I think for tests on this new code, it might be most meaningful to add an integration test to spec/integration_spec.coffee, where you create a collection, call fetch, assert that a promise is returned, and that its done callback is called.

nilbus avatar Mar 28 '14 12:03 nilbus

The try/catch is for when resp doesn't have done. When I ran on my machine, the error I got was TypeError. So I guess catch TypeError would be better. Do you think it's still too broad?

reubano avatar Mar 28 '14 12:03 reubano

Yes. Later down the road if we call a property or method that doesn't exist in getResp, it'll also catch those. For example:

  • collection isn't the collection we expected but is something else because sync was used wrong. Instead of throwing an error that the collection object doesn't have a method get, it will get caught by this try catch.
  • If we typo something in the localsync update and call a method/property that doesn't exist, it will get caught by this try catch.

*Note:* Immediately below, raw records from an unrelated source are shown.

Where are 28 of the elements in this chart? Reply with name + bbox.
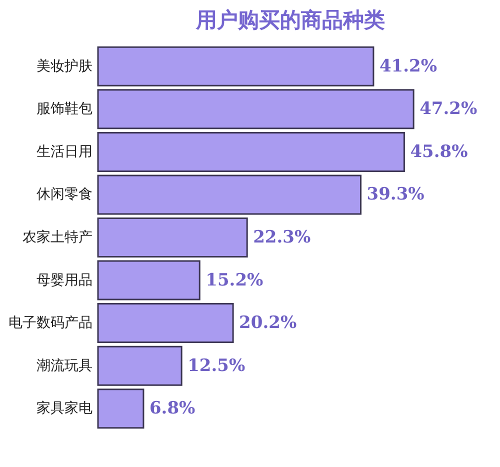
data-label: 47.2%	[420, 99, 478, 120]
bar	[97, 346, 182, 386]
bar	[97, 388, 144, 429]
y-tick-label: 休闲零食	[36, 186, 92, 203]
y-tick-label: 农家土特产	[22, 230, 92, 246]
bar	[97, 89, 414, 130]
data-label: 22.3%	[253, 228, 311, 248]
chart-title: 用户购买的商品种类	[195, 8, 385, 32]
bar	[97, 260, 200, 300]
y-tick-label: 电子数码产品	[8, 315, 92, 332]
data-label: 45.8%	[410, 142, 468, 162]
data-label: 15.2%	[206, 270, 264, 290]
bar	[97, 46, 374, 86]
y-tick-label: 潮流玩具	[36, 358, 92, 374]
data-label: 39.3%	[366, 184, 424, 205]
bar	[97, 303, 234, 344]
data-label: 41.2%	[379, 56, 438, 76]
y-tick-label: 家具家电	[36, 400, 92, 417]
bar	[97, 132, 405, 172]
y-tick-label: 美妆护肤	[36, 58, 92, 74]
data-label: 20.2%	[239, 313, 297, 334]
data-label: 12.5%	[188, 356, 246, 376]
data-label: 6.8%	[149, 398, 196, 419]
bar	[97, 174, 362, 215]
y-tick-label: 生活日用	[36, 144, 92, 160]
y-tick-label: 母婴用品	[36, 272, 92, 288]
bar	[97, 218, 248, 258]
y-tick-label: 服饰鞋包	[36, 101, 92, 118]
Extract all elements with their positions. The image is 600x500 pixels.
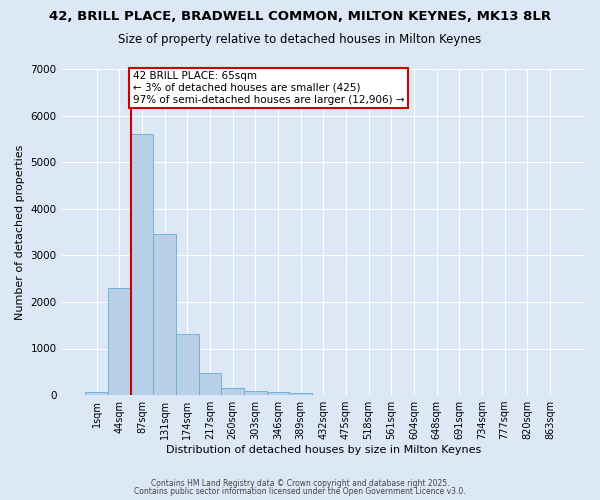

In this case, it's not catastrophic because setResp just gets called again in the catch block, and the error will be thrown again. However it's a good idea to avoid try/catch any time you can do the same thing with an if/else, if for nothing else than performance reasons (we're running that code twice in our case, and the browser has to generate stack traces [somewhat slow] in the general case).

nilbus avatar Mar 28 '14 12:03 nilbus

Ok. Fine by me.

reubano avatar Mar 28 '14 13:03 reubano

Looking at this at a higher level, I do understand the need to do this:

photos.fetch().done -> ...

What I don't understand is how this change helps accomplish that. fetch returns whatever dualsync/onlineSync/Backbone.sync returns.

I wrote up a spec to see if it was working despite my understanding. It fails with Cannot read property 'done' of undefined

describe 'deferreds', ->
  it 'returns a deferred', ->
    {callbackResponse, deferred} = {}
    runs ->
      model.remote = true
      deferred = model.fetch success: (args...) -> callbackResponse = args
    waitsFor (-> callbackResponse), "The success callback for 'fetch' should have been called", 100
    runs ->
      expect(_.isFunction(deferred.done)).toBeTruthy()

nilbus avatar May 12 '14 13:05 nilbus

I'll get to your previous questions shortly. This PR doesn't address your spec. See Issue #56 for that.

reubano avatar May 12 '14 13:05 reubano

Okay, I think I understand the purpose of this then. The issue was that the resp passed to parseBeforeLocalSave was not a deferred object, right?

nilbus avatar May 12 '14 13:05 nilbus

Almost. parseBeforeLocalSave now returns a promise that you resolved once all the API calls are complete. The resp it receives is still regular JSON. And in this use case, the resp is the flickr id associated with user.